As maçanetas embutidas, o tratamento mais aerodinâmico dos retrovisores e o assoalho liso entram na conta da eficiência, claro, mas o mérito é que nada disso parece fora do lugar. É tudo muito resolvido, dentro do desenho, e não grita “vitrine de engenharia querendo atenção a qualquer custo”.
Lanternas do BMW i3 são mais finas do que as do atual Série 3
Divulgação
Na traseira, o i3 talvez seja ainda mais convincente. As lanternas horizontais entram pelas extremidades da carroceria e ajudam a dar ao carro sensação de maior largura. O desenho delas também foge da nostalgia preguiçosa. Há ecos de BMW ali, claro, mas sem copiar o passado de forma servil.
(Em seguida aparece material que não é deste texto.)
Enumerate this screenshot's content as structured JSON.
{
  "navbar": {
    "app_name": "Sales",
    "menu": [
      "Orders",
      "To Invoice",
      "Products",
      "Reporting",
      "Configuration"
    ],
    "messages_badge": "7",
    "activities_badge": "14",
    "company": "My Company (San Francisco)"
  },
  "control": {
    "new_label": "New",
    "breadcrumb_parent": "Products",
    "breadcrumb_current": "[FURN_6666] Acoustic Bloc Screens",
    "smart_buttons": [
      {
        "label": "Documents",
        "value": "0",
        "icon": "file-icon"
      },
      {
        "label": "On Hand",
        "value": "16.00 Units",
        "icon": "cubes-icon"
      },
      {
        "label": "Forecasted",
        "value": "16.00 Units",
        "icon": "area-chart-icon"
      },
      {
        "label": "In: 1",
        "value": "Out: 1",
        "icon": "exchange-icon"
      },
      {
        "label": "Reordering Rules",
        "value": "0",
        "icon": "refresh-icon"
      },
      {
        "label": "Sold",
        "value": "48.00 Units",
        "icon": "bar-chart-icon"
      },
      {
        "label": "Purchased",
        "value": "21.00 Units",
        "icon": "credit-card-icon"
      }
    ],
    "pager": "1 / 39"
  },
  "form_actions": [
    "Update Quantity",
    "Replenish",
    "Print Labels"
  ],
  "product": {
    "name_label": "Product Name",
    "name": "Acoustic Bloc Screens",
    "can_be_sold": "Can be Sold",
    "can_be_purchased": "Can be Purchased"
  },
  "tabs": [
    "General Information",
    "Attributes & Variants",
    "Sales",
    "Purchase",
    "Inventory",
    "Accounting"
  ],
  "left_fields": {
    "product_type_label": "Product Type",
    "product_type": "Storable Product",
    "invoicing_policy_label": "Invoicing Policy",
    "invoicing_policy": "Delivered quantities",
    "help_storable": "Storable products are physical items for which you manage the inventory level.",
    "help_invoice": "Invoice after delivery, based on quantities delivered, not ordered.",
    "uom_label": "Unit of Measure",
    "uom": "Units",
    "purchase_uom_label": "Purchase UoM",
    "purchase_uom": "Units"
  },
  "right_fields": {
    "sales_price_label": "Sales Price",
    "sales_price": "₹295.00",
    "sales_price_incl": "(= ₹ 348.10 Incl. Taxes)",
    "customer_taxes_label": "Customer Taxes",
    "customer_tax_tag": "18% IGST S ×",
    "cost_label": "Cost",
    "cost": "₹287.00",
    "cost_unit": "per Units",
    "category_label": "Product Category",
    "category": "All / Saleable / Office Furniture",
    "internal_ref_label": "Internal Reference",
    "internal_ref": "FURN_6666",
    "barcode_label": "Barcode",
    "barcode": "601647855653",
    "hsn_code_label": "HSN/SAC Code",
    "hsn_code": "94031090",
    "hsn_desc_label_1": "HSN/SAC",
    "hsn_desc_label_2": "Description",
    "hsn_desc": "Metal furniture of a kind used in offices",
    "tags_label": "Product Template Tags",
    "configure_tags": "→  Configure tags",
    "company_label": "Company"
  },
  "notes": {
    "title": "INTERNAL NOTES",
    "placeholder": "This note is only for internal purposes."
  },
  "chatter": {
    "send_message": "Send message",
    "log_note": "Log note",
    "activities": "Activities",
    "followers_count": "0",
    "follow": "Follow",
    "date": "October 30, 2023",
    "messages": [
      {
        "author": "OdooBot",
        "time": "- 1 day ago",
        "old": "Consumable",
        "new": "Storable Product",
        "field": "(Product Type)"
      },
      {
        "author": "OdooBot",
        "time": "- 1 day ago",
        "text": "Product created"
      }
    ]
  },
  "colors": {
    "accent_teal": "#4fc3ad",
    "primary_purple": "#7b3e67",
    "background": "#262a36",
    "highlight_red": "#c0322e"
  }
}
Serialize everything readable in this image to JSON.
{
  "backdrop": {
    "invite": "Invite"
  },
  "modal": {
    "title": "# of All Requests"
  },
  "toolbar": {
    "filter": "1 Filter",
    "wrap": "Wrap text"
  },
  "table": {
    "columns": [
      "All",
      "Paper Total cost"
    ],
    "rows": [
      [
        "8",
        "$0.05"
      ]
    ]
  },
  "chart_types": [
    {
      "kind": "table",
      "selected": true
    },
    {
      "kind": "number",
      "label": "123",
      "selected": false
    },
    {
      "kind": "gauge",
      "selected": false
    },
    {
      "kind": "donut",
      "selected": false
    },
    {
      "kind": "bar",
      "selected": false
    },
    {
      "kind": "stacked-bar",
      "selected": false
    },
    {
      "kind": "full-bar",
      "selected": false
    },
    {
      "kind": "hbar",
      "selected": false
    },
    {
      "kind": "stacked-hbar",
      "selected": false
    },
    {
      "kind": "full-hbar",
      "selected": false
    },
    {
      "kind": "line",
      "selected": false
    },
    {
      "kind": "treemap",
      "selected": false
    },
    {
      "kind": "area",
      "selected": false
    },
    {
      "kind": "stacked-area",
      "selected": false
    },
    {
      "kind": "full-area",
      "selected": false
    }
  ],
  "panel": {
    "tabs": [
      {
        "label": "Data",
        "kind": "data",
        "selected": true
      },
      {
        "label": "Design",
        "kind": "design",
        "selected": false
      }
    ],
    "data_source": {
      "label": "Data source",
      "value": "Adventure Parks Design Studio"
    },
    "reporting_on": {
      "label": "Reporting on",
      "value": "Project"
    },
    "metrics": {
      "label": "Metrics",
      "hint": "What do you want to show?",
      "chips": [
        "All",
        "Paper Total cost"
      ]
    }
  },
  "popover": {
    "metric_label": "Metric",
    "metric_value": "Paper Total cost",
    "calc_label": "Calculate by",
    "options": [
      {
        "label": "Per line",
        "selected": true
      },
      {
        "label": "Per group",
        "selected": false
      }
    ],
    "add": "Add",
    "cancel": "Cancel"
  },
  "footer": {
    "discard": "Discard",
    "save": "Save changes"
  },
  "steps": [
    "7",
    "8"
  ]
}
Temos, assim, uma traseira contemporânea, limpa, segura de si e com personalidade. Francamente, isso é muito mais do que se pode dizer de muito lançamento premium recente.
Dimensões
Entre-eixos de 2,90 m aproxima o modelo de sedãs grandes
Divulgação
As dimensões ajudam a explicar por que o carro funciona tão bem no olhar. O modelo tem 4,76 metros de comprimento, 1,87 m de largura e 2,90 m de entre-eixos. São números que mantêm o i3 exatamente no campo onde um Série 3 deve ocupar, com porte de sedã médio premium e espaço suficiente para trabalhar boas proporções entre capô, cabine e traseira.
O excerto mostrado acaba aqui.